Many Planeswalkers already have the ability cast historically significant spells in addition to their pluses and quests for their ultimates. What if this were their primary function? Imagine a card like Vraska the Unseen with no ability to gain loyalty. She’d kill a thing, then have a zero loyalty ability to provide some minor advantage (like using Graveyard Shovel) until taken down. There could be a Jace that casts Divination once and then functions an Epitaph Golem forevermore.

I expect that this is the least likely implementation of Planeswalkers, since it feels so distinct from how planeswalkers function, but won’t be surprised if it shows up on a few. That said, I do expect many, if not most Planeswalkers at lower rarities to lack ultimates, or have ultimates that cast moderately powerful spells, like Lightning Blast, rather than Chandra Nalaar‘s mega Flame Wave. It’s just too hard to balance Limited when every player has guaranteed access to three bomb Planeswalkers, but if they’re mostly workhorse uncommons (as was the case with Dominaria’s legendaries), then we could have the makings of a very unique, and very awesome new format.

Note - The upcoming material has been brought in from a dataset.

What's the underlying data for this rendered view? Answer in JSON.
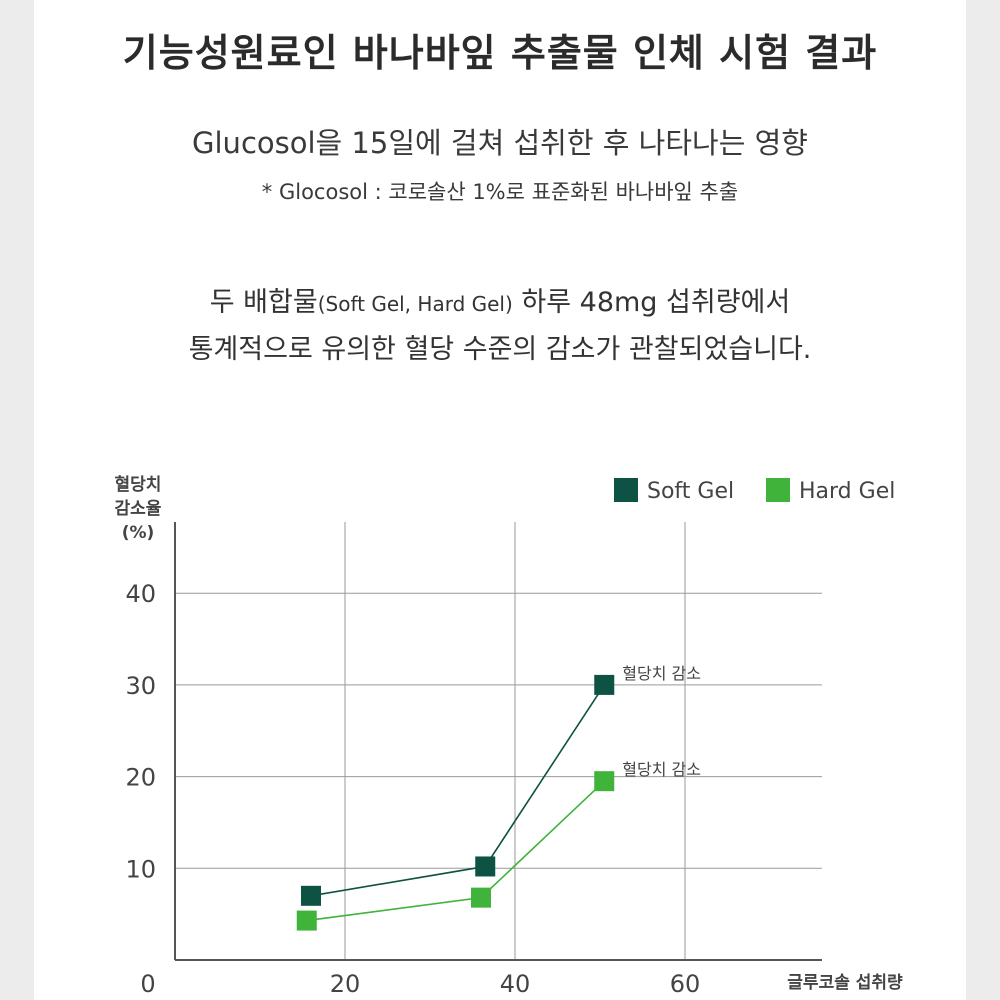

And there you have it. Four different ways that Planeswalkers could appear in War of the Spark at lower rarities and high density. I wouldn’t be surprised if some of the higher profile (and rarity) Planeswalkers function in more similar, game-upending ways, but expect that many will be more like Kazarov, Sengir Pureblood or Jaya Ballard (powerful, but with major restrictions) than Teferi, Hero of Dominaria or Karn, Scion of Urza (overtly powerful).

And, as always, thanks for reading.

Zachary Barash is a New York City-based game designer and the commissioner of Team Draft League. He designs for Kingdom Death: Monster, has a Game Design MFA from the NYU Game Center, and does freelance game design. When the stars align, he streams Magic.

His favorite card of the month is Prophetic Prism, which is also his favorite design of all time. It’s a simple but powerful effect in Limited, allowing ambitious manabases while having nice synergies with mechanics like Improvise and sacrifice effects. Also, it always has absolutely gorgeous art.